I. – SCENES DE MOEURS DANS LA PROVINCE DE TOBOLSK.

Avant de peindre les Russes de Sibérie, M. Hansteen a eu l’occasion de noter quelques traits particuliers des Russes de Saint-Pétersbourg. Dès que nous entrons avec lui sur la terre des tsars, nous nous sentons enlacés de toutes parts dans les liens de la vie officielle. L’astronome norvégien devait s’embarquer à Stockholm pour aborder dans un port de Finlande ; recommandé au ministère russe par les plus hauts personnages de la Norvège et de la Suède, il avait lieu d’espérer qu’on abrégerait pour lui les formalités, les perquisitions, les censures de la douane et de la police, plus longues et plus intolérables en ce pays que partout ailleurs ; mais, n’ayant pas trouvé de navire qui fit voile pour la Finlande, il partit directement pour Cronstadt, et il eut à souffrir, soit en cette ville, soit à Saint-Pétersbourg, des vexations inouïes.

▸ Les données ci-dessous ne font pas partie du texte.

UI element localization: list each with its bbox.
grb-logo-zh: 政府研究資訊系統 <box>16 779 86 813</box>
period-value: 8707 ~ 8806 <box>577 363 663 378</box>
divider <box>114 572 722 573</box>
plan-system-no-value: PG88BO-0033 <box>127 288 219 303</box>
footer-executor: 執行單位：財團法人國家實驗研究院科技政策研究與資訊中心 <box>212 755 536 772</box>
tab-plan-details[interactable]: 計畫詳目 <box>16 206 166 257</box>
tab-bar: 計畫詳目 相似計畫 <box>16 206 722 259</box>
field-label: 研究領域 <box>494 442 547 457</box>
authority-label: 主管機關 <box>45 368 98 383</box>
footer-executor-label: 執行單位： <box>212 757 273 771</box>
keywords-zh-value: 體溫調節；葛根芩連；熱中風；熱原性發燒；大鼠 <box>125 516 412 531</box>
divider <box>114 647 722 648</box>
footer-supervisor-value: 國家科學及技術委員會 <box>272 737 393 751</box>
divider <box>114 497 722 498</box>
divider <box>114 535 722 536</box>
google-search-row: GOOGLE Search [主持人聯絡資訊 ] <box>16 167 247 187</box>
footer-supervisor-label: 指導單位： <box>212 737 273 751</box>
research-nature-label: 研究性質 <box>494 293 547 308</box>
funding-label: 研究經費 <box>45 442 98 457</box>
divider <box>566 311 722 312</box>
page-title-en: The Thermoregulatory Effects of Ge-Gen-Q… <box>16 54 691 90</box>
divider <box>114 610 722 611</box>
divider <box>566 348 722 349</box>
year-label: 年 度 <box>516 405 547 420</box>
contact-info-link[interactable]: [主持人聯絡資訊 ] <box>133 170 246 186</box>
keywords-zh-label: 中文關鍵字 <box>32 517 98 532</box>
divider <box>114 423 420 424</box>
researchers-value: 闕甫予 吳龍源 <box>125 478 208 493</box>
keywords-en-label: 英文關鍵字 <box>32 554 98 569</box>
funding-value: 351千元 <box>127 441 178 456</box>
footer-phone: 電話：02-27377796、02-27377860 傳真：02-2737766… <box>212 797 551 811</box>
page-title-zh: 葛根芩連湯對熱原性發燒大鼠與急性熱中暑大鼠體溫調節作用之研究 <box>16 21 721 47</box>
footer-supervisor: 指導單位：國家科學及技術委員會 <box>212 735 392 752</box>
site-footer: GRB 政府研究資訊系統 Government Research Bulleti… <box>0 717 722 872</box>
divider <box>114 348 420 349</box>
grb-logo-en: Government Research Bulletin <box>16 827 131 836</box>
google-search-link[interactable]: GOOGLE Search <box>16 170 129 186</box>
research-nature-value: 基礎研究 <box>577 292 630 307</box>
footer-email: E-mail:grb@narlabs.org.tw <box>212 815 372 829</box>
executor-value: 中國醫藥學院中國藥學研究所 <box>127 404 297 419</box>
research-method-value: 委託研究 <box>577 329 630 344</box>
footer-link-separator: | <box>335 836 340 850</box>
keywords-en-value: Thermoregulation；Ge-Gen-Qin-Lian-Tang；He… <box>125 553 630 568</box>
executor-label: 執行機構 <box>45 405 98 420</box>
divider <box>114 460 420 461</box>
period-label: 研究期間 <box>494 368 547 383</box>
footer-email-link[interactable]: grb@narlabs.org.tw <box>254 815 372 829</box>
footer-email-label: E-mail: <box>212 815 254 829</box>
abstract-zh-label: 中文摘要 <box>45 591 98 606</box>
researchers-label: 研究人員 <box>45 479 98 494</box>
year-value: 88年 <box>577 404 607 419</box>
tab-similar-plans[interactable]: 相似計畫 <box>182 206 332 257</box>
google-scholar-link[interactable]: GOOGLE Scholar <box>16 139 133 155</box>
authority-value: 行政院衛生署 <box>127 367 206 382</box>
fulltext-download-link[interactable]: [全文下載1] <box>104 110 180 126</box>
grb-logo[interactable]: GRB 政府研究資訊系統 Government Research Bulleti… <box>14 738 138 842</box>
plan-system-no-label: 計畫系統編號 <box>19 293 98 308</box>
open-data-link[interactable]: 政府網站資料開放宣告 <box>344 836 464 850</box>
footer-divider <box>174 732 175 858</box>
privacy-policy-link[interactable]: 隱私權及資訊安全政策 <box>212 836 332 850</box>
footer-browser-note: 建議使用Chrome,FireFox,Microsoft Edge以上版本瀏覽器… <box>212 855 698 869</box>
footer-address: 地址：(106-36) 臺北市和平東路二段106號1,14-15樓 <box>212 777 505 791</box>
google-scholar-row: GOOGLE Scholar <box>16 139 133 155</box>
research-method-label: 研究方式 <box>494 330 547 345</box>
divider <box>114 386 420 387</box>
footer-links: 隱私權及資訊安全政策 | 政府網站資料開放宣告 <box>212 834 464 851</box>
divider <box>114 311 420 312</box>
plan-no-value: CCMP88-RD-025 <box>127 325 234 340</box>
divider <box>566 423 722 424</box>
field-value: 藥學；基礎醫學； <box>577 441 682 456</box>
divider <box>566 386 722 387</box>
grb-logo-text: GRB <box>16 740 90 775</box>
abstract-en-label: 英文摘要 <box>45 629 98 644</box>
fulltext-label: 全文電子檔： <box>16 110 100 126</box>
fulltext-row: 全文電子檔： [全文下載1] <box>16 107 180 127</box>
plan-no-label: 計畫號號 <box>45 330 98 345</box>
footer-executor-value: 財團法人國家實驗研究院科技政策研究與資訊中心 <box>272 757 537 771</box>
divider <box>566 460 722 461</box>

Des caisses revêtues de scellés, des papiers et des livres déférés à la censure la moins expéditive, le matériel d’un long voyage scientifique retenu à la douane pendant plus d’une semaine, tout cela ne fut rien encore ; la police voulut confisquer comme suspect un fourgon chargé d’instrumens de physique. C’était en 1828. Le comte Cancrin administrait alors les finances de l’empire. M. Hansteen, désolé de se voir ainsi arrêté dès le début de son voyage, s’adressa directement au chef. « Vous avez tort, lui répond brusquement le ministre ; j’étais informé que vous débarqueriez à Abo, et j’avais donné l’ordre de vous laisser passer librement, vous, votre suite et votre bagage, Pourquoi ayez-vous changé de chemin ? » La réprimande était permise, mais puisque le gouvernement était si bien disposé pour le savant norvégien, la logique la plus simple, sans parler de la justice et de l’hospitalité, voulait que le ministre averti s’empressât de réparer l’erreur. Cette pensée ne lui vint pas, et pour expier son manquement aux formalités,

  1. Le voyage de M. Hill a déjà été apprécié ici au point de vue scientifque. Voyez, dans la Revue du 1er juillet 1834, le savant et spirituel article de M. Babinet, la Sibérie et les Climats du Nord.